Spring changes wildlife behaviour and we need to adapt, say park officials

Lions and tigers and bears! Well, not lions or tigers. But the bears certainly are on the move in Kootenay National Park (along with deer and numerous other wild species), and park officials want visitors to listen up.

As the behaviour of the wild inhabitants of the park adapts to the new season, keeping them safe will require a similar change of behaviour on the part of visitors.

According to CTV News, park officials have identified one road in particular, which seems to be a focal point for deer and bears searching for food sources. The increased risk of vehicular collision with the animals, as well as the possibility of interrupting their natural life cycles through feeding, has prompted recommendations from the park staff.

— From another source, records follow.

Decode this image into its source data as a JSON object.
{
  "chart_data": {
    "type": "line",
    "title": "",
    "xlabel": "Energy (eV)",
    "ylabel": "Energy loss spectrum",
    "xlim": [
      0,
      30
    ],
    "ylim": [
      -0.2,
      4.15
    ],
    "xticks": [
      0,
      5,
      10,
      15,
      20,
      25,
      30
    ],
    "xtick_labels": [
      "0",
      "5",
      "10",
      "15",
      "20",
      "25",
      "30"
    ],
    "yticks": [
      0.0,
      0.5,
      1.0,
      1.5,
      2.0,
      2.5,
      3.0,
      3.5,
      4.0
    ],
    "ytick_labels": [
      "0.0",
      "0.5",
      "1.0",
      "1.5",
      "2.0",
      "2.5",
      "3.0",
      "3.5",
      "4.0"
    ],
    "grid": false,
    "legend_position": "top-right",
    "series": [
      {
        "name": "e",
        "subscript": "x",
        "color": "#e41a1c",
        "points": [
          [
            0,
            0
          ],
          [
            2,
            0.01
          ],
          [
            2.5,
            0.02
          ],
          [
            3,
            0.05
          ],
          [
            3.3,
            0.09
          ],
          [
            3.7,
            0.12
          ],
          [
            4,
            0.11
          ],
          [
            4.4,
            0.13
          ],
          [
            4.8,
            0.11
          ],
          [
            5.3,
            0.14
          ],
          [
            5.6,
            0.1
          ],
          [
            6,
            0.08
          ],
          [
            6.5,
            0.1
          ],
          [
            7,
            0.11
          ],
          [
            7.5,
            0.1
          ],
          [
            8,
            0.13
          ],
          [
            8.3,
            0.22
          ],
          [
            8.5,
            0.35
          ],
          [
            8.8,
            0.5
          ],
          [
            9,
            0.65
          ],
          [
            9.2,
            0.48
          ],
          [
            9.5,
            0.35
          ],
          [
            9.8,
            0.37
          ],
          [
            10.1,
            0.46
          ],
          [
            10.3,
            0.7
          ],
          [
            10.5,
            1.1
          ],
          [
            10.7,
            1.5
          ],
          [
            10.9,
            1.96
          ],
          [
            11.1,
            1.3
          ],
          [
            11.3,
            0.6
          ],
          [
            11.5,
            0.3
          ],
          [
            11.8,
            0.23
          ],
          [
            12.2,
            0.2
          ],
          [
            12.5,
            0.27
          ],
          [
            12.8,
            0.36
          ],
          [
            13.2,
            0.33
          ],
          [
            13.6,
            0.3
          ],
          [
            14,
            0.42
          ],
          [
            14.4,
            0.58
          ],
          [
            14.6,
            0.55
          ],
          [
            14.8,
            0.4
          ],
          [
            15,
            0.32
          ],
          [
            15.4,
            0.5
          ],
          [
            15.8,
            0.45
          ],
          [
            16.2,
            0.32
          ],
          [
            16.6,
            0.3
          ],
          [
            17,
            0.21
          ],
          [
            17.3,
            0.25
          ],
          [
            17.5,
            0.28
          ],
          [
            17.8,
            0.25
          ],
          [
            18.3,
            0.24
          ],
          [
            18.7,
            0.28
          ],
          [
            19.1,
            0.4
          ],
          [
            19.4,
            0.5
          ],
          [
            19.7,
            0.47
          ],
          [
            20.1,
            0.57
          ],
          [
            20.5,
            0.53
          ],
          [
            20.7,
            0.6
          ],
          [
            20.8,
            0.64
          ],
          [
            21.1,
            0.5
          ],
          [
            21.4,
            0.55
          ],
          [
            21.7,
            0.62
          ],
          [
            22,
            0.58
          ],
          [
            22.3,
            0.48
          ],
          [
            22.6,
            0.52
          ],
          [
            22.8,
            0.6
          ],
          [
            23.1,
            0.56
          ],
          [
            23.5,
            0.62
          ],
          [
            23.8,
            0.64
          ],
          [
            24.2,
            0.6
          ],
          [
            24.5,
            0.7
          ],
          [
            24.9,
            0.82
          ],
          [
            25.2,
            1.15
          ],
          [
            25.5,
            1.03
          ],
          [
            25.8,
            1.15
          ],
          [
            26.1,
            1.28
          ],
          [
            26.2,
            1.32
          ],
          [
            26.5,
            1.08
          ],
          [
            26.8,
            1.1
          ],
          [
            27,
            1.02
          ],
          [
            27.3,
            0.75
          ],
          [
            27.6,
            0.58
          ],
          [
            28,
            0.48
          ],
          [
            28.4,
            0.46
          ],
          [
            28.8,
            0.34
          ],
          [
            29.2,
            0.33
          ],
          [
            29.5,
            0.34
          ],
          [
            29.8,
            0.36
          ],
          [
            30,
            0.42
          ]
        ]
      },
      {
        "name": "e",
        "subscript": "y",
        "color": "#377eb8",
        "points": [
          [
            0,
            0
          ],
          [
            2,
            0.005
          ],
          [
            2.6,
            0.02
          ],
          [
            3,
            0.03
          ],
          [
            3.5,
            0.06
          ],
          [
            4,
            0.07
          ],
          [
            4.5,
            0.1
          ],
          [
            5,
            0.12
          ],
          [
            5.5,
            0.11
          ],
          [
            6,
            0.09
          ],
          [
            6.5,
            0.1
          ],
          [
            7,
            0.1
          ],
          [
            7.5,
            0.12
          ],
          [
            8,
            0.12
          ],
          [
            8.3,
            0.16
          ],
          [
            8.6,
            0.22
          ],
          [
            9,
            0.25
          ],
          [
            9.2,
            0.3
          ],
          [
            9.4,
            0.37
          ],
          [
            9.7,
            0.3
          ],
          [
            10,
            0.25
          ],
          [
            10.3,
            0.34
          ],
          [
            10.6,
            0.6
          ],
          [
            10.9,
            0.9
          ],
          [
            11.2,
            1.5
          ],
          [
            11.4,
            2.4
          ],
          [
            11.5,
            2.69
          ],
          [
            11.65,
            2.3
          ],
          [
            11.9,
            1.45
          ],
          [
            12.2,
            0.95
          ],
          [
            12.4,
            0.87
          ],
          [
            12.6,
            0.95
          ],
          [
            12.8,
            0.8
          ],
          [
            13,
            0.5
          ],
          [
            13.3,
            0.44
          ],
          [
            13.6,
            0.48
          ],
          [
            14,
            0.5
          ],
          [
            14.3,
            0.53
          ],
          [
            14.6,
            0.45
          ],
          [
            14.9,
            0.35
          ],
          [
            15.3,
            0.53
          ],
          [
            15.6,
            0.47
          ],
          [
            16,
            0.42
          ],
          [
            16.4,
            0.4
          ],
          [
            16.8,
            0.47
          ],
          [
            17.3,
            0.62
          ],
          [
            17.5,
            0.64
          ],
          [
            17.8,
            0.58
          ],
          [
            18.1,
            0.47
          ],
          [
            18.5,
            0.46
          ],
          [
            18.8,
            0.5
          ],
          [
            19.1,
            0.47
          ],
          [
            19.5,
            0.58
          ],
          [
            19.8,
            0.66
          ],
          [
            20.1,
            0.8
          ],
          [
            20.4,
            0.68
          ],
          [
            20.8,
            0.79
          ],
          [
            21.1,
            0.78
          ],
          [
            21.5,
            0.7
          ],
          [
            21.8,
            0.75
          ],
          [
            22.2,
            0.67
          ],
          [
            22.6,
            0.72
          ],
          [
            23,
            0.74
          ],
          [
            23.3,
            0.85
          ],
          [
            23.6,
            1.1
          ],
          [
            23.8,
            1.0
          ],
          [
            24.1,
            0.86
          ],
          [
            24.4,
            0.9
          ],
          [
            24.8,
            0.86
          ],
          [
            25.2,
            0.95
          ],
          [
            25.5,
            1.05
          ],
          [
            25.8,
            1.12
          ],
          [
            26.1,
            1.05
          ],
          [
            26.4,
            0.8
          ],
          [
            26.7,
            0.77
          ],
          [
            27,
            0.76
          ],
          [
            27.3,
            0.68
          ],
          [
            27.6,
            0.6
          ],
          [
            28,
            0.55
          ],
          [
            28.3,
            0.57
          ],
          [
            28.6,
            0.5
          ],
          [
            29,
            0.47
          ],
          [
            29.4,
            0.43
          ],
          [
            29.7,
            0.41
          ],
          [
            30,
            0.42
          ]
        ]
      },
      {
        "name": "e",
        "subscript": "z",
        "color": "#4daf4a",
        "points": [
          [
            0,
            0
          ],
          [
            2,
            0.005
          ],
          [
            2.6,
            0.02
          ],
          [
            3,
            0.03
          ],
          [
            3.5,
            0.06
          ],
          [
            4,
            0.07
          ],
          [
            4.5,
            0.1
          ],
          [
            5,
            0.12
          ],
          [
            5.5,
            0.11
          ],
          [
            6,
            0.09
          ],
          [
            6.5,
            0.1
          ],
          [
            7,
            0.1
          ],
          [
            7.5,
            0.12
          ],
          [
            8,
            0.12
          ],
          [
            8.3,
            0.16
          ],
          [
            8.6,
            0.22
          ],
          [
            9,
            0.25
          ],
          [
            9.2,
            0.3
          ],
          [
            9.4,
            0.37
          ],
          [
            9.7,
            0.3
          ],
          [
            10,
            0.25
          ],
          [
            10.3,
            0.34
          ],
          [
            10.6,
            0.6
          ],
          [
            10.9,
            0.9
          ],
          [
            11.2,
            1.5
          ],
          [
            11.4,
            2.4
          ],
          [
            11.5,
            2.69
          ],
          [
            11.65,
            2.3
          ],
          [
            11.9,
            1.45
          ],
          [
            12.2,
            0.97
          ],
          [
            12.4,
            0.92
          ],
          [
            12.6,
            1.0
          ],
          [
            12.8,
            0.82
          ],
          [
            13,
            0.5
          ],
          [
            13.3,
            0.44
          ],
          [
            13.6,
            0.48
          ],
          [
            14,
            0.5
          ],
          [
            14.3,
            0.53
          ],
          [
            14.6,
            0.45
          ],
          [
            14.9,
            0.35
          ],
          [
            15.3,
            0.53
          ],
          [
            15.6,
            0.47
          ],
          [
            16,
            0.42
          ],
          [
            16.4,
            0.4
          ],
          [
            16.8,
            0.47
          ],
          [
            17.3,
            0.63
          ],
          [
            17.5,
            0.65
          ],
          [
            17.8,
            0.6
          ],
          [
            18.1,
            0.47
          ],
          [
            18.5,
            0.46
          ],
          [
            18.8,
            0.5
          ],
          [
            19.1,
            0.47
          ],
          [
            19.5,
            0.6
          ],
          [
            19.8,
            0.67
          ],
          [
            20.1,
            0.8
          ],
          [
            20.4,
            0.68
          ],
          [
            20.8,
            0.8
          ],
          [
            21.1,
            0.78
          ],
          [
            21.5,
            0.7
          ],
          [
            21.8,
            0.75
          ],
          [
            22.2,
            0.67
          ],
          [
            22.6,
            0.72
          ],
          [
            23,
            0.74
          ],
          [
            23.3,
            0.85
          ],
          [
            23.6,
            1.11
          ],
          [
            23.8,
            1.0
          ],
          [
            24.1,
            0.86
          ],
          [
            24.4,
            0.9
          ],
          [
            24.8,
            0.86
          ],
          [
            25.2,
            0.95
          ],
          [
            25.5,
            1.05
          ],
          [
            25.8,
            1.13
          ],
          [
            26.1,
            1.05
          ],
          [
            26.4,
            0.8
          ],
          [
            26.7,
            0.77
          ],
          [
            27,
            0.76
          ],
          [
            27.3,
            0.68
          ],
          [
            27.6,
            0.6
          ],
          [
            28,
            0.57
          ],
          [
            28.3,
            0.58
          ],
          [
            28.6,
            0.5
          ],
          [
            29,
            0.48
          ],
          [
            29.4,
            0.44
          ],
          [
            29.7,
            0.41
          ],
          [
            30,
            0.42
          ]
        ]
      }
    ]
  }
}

CTV News provided this list from park services in hopes visitors will take heed:

  • No stopping zones are just that – you should not stop to view wildlife at all while in these zones
  • Strongly consider not stopping along the side of the road to view wildlife to respect the space they need
  • Wildlife viewing is an enjoyable experience for park visitors nonetheless, but it should be limited to designated viewpoints. Drivers should always watch for other traffic when stopping in these zones and ensure their vehicle is all the way inside the shoulder lane.
  • Do not get out of your vehicle
  • Never feed wildlife
  • Don’t stay any longer than a minute
  • Photographs should be taken without disturbing the wildlife through yelling or throwing objects
  • Visitors should also obey the instructions of park’s staff in the area and move along immediately if told to

Lessons like these are publicized in almost every wildlife-dense jurisdiction this time of year for the simple fact that many people don’t listen – and as a result, tragedy can ensue. Please, take these suggestions to heart and make sure your friends and family are aware of how to stay safe when viewing wildlife.